Regional television stations showed Iranian President Hassan Rouhani escorting Sheikh Sabah al-Ahmed al-Sabah to review an Iranian honor guard upon the emir’s arrival in Tehran.
Rouhani, elected last year, has been trying to lead Shi‘ite Muslim Iran out of years of isolation and his decision to engage with world powers in talks about Tehran’s nuclear program has been welcomed by some in the Sunni Muslim states on the other side of the Gulf.
Kuwait, home to a sizeable Shi‘ite Muslim minority, is seen by some as a potential bridge between Iran and the Gulf Arab states, including the main power Saudi Arabia, with which relations remain strained, not least because of opposing stances over Syria’s civil war.
Iranian Foreign Minister Javad Zarif said on Sunday he could not take up an invitation to visit Saudi Arabia to attend a conference to attend a meeting of the Organisation of Islamic Cooperation later this month because the proposed dates clashed with planned nuclear negotiations with world powers. [ID:nL6N0OI0S8]
Sheikh Sabah, a former Kuwaiti foreign minister, is described by analysts as one of the region’s most active diplomats, often acting as a mediator.

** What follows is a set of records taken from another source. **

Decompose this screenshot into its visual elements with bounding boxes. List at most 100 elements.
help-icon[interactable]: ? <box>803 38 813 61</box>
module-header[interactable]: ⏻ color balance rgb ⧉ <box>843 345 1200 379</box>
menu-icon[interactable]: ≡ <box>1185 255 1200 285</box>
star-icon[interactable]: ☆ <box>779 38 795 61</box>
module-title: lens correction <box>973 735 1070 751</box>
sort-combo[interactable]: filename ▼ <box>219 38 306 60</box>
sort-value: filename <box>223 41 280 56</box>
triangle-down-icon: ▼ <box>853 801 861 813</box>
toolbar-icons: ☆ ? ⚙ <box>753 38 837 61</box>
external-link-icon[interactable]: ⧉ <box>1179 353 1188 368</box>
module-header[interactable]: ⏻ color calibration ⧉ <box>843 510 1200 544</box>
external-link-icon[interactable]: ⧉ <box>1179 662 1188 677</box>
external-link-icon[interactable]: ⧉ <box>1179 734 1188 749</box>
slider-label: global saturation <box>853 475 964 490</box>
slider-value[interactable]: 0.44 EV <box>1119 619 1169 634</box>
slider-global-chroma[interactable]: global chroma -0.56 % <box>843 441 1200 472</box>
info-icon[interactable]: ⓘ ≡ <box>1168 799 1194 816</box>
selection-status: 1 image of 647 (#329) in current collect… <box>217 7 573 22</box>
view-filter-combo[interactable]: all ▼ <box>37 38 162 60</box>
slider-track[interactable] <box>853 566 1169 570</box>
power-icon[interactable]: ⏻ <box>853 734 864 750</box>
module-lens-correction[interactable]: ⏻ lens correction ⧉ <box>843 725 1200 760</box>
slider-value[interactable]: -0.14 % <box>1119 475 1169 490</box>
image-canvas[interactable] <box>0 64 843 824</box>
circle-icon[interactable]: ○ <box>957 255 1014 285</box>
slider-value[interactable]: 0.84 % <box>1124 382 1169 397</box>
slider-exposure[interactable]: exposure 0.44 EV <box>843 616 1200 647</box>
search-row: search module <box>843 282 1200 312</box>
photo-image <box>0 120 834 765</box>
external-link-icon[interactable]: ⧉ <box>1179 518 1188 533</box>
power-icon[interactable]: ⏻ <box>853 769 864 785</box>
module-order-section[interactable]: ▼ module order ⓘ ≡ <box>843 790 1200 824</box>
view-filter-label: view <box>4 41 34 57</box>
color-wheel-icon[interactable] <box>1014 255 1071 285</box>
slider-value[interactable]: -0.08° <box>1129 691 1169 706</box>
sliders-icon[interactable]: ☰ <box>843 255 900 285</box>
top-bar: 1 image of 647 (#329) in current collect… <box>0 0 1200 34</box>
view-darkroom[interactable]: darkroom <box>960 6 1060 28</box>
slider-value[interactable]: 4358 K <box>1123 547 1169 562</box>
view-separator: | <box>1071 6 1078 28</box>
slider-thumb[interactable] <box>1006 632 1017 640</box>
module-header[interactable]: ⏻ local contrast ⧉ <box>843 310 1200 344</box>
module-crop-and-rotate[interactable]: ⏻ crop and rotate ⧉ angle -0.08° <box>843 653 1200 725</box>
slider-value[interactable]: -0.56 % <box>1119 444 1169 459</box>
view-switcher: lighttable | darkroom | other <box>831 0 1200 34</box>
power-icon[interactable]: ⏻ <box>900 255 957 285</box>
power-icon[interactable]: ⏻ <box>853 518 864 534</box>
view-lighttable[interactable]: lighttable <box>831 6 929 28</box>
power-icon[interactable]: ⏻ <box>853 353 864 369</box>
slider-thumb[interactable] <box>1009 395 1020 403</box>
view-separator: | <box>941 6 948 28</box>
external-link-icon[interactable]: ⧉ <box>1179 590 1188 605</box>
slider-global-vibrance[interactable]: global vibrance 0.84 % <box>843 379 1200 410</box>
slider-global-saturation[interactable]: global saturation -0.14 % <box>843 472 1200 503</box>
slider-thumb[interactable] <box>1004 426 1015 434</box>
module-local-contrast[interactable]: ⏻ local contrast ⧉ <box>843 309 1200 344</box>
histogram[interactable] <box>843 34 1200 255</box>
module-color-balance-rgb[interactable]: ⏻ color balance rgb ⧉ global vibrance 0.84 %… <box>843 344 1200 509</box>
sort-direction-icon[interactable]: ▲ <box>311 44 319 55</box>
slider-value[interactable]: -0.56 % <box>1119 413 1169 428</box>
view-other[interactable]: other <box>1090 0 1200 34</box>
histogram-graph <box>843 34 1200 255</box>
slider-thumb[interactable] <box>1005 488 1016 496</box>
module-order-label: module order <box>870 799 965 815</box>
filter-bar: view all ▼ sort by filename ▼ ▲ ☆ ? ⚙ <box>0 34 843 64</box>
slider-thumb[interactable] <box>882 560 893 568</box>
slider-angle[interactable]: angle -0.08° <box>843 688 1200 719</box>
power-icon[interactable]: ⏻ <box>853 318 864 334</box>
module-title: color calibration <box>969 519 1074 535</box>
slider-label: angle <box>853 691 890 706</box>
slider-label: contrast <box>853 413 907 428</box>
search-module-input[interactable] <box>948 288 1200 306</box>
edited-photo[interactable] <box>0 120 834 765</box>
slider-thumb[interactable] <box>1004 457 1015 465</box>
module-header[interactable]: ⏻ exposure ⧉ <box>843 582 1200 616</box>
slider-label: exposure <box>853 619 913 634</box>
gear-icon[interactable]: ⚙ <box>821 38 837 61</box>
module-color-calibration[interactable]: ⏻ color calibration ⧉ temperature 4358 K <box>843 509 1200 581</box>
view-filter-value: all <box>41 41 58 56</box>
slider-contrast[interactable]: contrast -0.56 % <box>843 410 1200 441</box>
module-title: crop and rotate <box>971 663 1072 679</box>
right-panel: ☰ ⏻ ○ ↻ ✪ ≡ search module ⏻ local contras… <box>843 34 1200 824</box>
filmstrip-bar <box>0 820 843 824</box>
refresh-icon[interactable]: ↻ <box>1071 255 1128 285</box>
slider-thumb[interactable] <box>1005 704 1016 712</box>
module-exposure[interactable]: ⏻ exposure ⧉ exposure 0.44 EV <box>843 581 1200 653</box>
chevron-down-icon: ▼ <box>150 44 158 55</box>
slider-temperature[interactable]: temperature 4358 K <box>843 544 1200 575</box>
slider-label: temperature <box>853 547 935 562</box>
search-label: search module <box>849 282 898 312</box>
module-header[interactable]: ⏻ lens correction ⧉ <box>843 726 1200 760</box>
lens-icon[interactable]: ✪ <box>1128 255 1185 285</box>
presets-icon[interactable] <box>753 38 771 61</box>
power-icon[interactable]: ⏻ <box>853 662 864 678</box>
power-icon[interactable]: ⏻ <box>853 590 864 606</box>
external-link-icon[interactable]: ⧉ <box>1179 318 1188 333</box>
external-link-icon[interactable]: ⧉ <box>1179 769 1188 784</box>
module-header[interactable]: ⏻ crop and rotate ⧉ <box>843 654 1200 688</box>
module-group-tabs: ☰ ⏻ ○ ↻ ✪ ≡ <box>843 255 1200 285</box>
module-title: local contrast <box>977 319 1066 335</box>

The emir’s visit comes at “a critical time and amid complicated changes in the region,” said Ali Anayati, Iran’s ambassador to Kuwait, Kuwaiti news agency KUNA reported. He said the visit would start a “new chapter of bilateral cooperation”.
Both leaders want to “create a safe and stable regional system based on non-interference in other countries’ internal affairs,” he said.
The emir heads a delegation which includes the foreign minister and oil minister, Iranian news agency IRNA said.
The visit follows Foreign Minister Zarif’s tour of the Middle East in December after Tehran signed an interim nuclear deal with world powers. Kuwait said it hoped the deal would help regional stability and security.
Saudi Arabia, which backs rebels fighting Syrian President Bashar al-Assad, a close ally of Iran, sees the Shi’ite power as one of its biggest threats.
Gulf Arab states, like Western powers, suspect Iran has been using its nuclear power program as a front to develop weapons capability.
Bahrain and Saudi Arabia have also accused Iran of stirring up their Shi‘ite communities to revolt. Iran says its nuclear program is peaceful and denies interference in those countries’ affairs.